Monitoring Windows Clusters in SCOM – Limitations

Hello everyone,

Another quick post today.
I was having issues at a customer with SQL cluster monitoring. The SQL server was quite beefy, an HP server with 1,5 TB of memory running Server 2012 with 25 SQL instances, of which 13 were failover cluster instances, the others were SQL availability groups.

As SCOM has to monitor this server on all levels, you can imagine with the amount of roles on this server (over 1000 databases hosted) and cluster resources that it was hammering WMI hard. Very hard.

Although intervals were already adjusted to meet this kind of cluster size, it started leading to potential issues. SCOM eventually caused cluster resources  to deadlock because of it, and roles started failing over to the other node.

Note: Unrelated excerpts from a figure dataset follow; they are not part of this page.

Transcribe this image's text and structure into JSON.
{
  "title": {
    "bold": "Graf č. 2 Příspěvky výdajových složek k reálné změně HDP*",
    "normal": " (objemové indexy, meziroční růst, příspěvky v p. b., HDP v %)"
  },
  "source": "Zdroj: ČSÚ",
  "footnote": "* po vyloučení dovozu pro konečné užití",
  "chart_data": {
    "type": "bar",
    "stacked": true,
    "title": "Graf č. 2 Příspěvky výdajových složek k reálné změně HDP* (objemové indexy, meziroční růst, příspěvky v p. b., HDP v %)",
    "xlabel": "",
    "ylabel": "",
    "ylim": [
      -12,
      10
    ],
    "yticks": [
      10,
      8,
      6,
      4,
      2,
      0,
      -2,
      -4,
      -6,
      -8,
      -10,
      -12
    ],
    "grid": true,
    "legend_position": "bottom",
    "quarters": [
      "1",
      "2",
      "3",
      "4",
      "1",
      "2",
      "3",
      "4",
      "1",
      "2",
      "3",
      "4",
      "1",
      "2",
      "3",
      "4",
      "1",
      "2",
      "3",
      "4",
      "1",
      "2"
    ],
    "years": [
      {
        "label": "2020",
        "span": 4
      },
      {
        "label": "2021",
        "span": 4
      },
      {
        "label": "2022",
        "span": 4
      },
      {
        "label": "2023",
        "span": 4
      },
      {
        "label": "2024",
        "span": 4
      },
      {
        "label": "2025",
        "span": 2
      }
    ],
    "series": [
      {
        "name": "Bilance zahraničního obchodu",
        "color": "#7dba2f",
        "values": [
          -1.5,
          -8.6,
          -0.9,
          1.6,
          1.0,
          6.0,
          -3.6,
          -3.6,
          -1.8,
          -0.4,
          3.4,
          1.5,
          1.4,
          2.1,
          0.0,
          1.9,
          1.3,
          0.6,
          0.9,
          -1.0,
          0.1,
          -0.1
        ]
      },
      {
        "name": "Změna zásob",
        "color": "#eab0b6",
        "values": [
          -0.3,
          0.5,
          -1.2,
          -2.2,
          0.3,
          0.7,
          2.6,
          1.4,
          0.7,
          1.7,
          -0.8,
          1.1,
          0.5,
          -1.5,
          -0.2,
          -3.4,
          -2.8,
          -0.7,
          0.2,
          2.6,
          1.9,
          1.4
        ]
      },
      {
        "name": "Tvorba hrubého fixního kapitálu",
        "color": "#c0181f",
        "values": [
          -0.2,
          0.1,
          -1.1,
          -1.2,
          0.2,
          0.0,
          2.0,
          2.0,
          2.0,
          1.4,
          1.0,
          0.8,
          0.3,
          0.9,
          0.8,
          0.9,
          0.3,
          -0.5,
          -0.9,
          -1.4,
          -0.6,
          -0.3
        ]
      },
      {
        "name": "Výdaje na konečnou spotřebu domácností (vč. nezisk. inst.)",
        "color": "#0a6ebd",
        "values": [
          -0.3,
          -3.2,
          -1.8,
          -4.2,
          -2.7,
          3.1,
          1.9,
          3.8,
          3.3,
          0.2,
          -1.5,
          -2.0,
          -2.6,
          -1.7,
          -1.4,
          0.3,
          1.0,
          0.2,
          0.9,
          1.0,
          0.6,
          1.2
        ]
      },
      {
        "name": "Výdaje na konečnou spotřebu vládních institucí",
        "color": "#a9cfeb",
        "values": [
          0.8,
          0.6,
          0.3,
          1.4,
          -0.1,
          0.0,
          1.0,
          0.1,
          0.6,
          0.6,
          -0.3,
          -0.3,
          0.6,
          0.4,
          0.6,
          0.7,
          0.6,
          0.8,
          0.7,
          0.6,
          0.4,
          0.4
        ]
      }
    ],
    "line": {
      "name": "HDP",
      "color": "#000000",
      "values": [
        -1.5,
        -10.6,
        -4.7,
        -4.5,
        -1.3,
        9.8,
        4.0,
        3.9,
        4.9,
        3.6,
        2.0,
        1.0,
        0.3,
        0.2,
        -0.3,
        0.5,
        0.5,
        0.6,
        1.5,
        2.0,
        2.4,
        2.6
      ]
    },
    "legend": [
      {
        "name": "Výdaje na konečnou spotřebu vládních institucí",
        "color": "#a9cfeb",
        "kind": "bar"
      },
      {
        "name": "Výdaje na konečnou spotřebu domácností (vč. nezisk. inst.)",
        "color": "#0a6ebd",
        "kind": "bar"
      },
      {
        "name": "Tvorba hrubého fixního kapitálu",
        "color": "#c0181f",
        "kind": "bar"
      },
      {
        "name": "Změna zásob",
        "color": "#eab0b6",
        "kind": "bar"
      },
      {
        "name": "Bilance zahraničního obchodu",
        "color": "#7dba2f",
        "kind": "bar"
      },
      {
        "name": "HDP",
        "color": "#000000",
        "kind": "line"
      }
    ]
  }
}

The culprit in this case was Microsoft.Windows.Server.MonitorClusterDisks.vbs, as it kept timeing out as it ran over 300 seconds.
I found this post by Kevin Holman , a SCOM rockstar, he says that apparently the WMI namespaces for clusters are poorly optimized and not designed to handle this many objects. Another possibility is that this script is simply not designed to work with that amount of cluster disks (100+).

In my case, I didn’t really have a need to monitor the cluster disks, as all my cluster disks contained SQL databases. The SQL Management Pack monitors free space on the disk when a database is hosted on it by default (if autogrow is enabled). So I disabled the Cluster Disk discovery for SQL servers.

Post analysis showed that the CPU usage by the cluster service was reduced significantly.
Here’s a graph of the CPU usage (keep in mind, scale is 0,1).
When cluster disk monitoring was enabled:

2017-08-04 12_13_46-ndbss204.belgianrail.be - Remote Desktop Connection

After disabling disk monitoring:

2017-08-04 12_11_58-ndbss404.belgianrail.be - Remote Desktop Connection

Although officially 25 clustered SQL instances on one box are supported by Microsoft, keep in mind that you will have to adjust monitoring to meet these kind of environments.
If you use SQL Availability Groups instead of failover clusters, I would recommend disabling the Resource Group State monitor, or disable discoveries for Resource Groups altogether, as it this is already covered by the SQL Availability Group MP.

Update:

Apparently this problem is related to Server 2012, and can be resolved in Server 2012 R2 by changing the mode of the GUM Manager.